By Dale M. Kushner, Image: Ateneum Art Museum/public domain, Psychology Today, February 28, 2022

One fine spring day when I was five, I decided to jump on the back of a neighbor’s schnauzer and ride him around the yard like a horse. Mikey had other ideas. He lept up and tried to chomp on my cheek. Back then, no one called my run-in with Mikey a trauma. The word “trauma” had not yet entered the popular vernacular. But my experience with Mikey was a trauma, and, for many years, I was terrified of dogs.

Times have changed. Discussions about trauma appear everywhere. Simply defined, trauma refers to any deeply disturbing event; in reality, trauma has many nuanced manifestations. Native American scholar and psychotherapist Eduardo Duran calls trauma “the injury where blood does not flow.”
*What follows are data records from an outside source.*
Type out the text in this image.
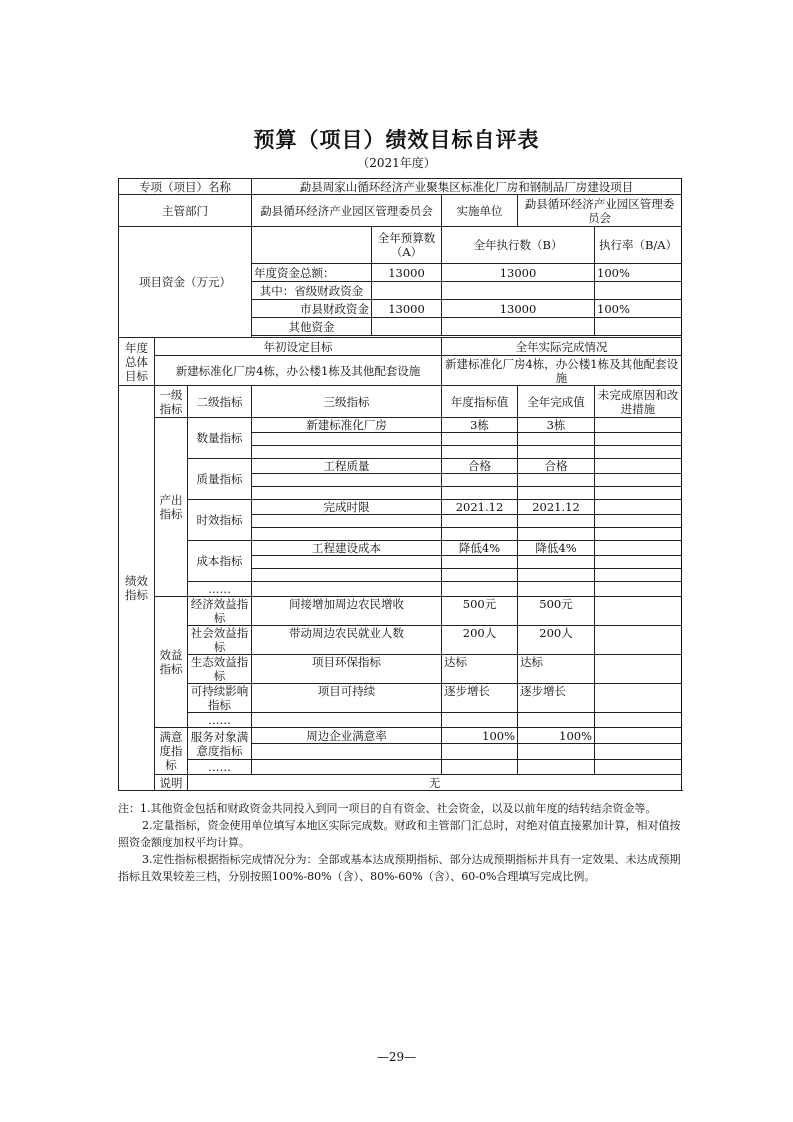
预算（项目）绩效目标自评表
（2021年度）
专项（项目）名称			勐县周家山循环经济产业聚集区标准化厂房和钢制品厂房建设项目				
主管部门			勐县循环经济产业园区管理委员会		实施单位	勐县循环经济产业园区管理委员会	
项目资金（万元）				全年预算数（A）	全年执行数（B）		执行率（B/A）
			年度资金总额：	13000	13000		100%
			其中：省级财政资金				
			市县财政资金	13000	13000		100%
			其他资金				

年度总体目标	年初设定目标				全年实际完成情况		
	新建标准化厂房4栋，办公楼1栋及其他配套设施				新建标准化厂房4栋，办公楼1栋及其他配套设施		
绩效指标	一级指标	二级指标	三级指标		年度指标值	全年完成值	未完成原因和改进措施
	产出指标	数量指标	新建标准化厂房		3栋	3栋	

		质量指标	工程质量		合格	合格	

		时效指标	完成时限		2021.12	2021.12	

		成本指标	工程建设成本		降低4%	降低4%	

		……					
	效益指标	经济效益指标	间接增加周边农民增收		500元	500元	
		社会效益指标	带动周边农民就业人数		200人	200人	
		生态效益指标	项目环保指标		达标	达标	
		可持续影响指标	项目可持续		逐步增长	逐步增长	
		……					
	满意度指标	服务对象满意度指标	周边企业满意率		100%	100%	

		……					
	说明	无					

注：1.其他资金包括和财政资金共同投入到同一项目的自有资金、社会资金，以及以前年度的结转结余资金等。

2.定量指标，资金使用单位填写本地区实际完成数。财政和主管部门汇总时，对绝对值直接累加计算，相对值按照资金额度加权平均计算。

3.定性指标根据指标完成情况分为：全部或基本达成预期指标、部分达成预期指标并具有一定效果、未达成预期指标且效果较差三档，分别按照100%-80%（含）、80%-60%（含）、60-0%合理填写完成比例。

—29—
Reference to trauma is now so ubiquitous, it has become almost meaningless. A recent newspaper article suggested that TV audiences are tired of watching gritty, realistic shows about afflictions; they now prefer plots with indomitably cheerful characters like Ted Lasso. It’s understandable we seek entertainment that makes us feel good, but are we denying, ignoring, or dismissing trauma’s impact on our lives and the world? Have we seen, heard, read, and experienced more trauma than we can process? Do we have trauma fatigue?